Morlino reiterated this in a Nov. 02 column for the Diocese of Madison’s newspaper, writing:

It is our duty, as Christians, to approach such individuals and to act as Simon of Cyrene to them, helping to carry their cross, and never kicking them while they struggle under its weight. So much of what has been misinterpreted in this whole affair is a sense that we desire to have nothing to do with those who face this road of discipleship.

By all means, as the saying goes, “come as you are.” But, be aware that Jesus Christ loves each of us far too much to leave us as we are. He wants far more for you and for me. Be aware that he says to us all, “If anyone wishes to come after me, he must deny himself and take up his cross daily and follow me (Lk 9:23).” Following Jesus involves a decision to take up a cross and to follow in His footsteps toward Calvary. But we do not do so alone. Jesus, by His grace and through His living body, the Church, will make that burden light — insofar as we (every individual disciple) allow.

If a “manifest public sinner” shows even the slightest sign of repentance, he is eligible for a Catholic funeral, Morlino said.

He noted that when pro-abortion Sen. Ted Kennedy received a Catholic funeral, many faithful in his diocese were scandalized. Kennedy definitely was a manifest public sinner. But Morlino said he assumes the churchmen involved with the funeral knew something he didn’t about Kennedy showing signs of repentance.

The Code of Canon Law says that three conditions must be met for someone to be denied a Catholic funeral: he must be a manifest public sinner, he must have shown no signs of repentance, and giving him a Catholic funeral would cause scandal to the faithful.

“The slightest sign of repentance means they get a Catholic funeral,” said Morlino. He noted repentance is the end goal for everyone.

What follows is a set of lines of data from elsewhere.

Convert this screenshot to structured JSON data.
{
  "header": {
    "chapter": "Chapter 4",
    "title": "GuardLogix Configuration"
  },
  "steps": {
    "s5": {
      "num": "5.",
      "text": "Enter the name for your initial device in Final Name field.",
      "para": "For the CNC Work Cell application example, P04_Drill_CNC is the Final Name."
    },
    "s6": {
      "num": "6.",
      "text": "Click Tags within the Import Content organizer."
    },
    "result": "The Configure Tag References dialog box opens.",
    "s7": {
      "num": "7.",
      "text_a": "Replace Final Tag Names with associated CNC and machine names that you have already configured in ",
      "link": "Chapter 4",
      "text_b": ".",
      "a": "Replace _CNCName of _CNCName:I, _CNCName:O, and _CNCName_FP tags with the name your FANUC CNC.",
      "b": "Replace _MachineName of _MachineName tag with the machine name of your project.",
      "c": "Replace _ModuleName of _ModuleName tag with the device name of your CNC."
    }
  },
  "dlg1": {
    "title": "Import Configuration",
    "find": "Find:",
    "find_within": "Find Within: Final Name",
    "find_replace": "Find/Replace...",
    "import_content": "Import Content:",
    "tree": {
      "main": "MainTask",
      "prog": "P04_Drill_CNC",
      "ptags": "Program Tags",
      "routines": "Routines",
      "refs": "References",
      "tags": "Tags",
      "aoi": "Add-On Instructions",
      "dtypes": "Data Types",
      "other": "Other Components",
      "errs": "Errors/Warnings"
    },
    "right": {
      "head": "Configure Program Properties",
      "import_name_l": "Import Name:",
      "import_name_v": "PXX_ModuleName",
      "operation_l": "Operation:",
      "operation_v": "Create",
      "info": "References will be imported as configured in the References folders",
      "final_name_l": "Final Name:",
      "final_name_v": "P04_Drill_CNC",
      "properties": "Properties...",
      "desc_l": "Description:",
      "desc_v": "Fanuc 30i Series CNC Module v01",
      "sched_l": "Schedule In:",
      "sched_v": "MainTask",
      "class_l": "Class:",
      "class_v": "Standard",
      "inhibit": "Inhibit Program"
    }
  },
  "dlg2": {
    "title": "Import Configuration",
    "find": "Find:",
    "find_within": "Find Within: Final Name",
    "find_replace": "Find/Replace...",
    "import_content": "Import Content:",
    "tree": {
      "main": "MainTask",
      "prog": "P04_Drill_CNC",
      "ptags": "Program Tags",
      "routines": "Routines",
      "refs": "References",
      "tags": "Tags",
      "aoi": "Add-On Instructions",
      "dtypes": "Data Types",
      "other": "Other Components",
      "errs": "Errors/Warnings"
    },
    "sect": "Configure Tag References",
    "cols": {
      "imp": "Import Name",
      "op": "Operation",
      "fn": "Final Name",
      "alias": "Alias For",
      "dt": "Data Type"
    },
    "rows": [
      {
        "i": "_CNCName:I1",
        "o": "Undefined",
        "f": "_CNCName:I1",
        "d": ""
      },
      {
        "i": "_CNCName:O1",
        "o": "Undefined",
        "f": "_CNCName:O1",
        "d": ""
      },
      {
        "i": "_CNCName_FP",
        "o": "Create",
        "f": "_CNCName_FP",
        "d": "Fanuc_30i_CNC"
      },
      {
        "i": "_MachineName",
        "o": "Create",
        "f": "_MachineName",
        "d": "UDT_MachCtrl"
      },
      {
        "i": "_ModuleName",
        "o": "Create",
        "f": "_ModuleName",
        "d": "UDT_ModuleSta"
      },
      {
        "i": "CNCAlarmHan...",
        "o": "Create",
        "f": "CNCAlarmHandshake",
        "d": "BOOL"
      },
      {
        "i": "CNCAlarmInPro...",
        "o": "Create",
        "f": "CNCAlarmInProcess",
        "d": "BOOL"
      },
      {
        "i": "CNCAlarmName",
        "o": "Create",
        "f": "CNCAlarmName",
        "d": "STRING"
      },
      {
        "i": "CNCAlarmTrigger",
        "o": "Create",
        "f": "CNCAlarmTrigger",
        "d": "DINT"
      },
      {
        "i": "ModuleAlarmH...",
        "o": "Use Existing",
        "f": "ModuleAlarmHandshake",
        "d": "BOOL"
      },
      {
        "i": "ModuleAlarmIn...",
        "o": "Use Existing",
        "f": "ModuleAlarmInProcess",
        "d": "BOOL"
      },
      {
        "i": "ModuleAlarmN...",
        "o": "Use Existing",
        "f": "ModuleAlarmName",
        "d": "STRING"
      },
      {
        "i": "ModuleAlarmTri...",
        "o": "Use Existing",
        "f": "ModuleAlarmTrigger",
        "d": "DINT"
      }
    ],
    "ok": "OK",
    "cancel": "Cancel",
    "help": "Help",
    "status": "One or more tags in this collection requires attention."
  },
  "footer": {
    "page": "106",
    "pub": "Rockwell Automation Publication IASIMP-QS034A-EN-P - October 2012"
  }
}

Morlino also lamented that people wrongly think he doesn’t care about those with same-sex attraction.

“I feel terrible about that,” he said.

Morlino also clarified why if a person who entered a public same-sex union is given a Catholic funeral, his partner is not allowed to do a reading at the service or be mentioned as surviving him.

It would lead Catholics into sin, he said, by giving them the impression same-sex unions are okay or would at the very least lead to them “getting them all confused.” Catholics have a right “not to be confused,” he added.

Morlino also briefly weighed in on the unfolding drama surrounding the U.S. Catholic bishops’ sacking of Father Thomas Weinandy as a consultant after he published a letter he wrote to Pope Francis raising concerns about the “confusion” that is a hallmark of his papacy.

“Father Weinandy is an extremely reputable scholar and in fact, a friend of mine,” Morlino told Arroyo. “A very good theologian and a friend of mine, truth be told. I cannot make judgments about Father Weinandy and his relationship to the USCCB because I am far away from all of that.”

Morlino chuckled at the assertion from dissenting Catholics that he’s not “welcoming” and should be removed by Pope Francis.

“I wake up every morning convinced that ‘God’s will’ will be done for the world and my life that day,” he said. “And knowing that. I just proceed with serenity and a good smile.”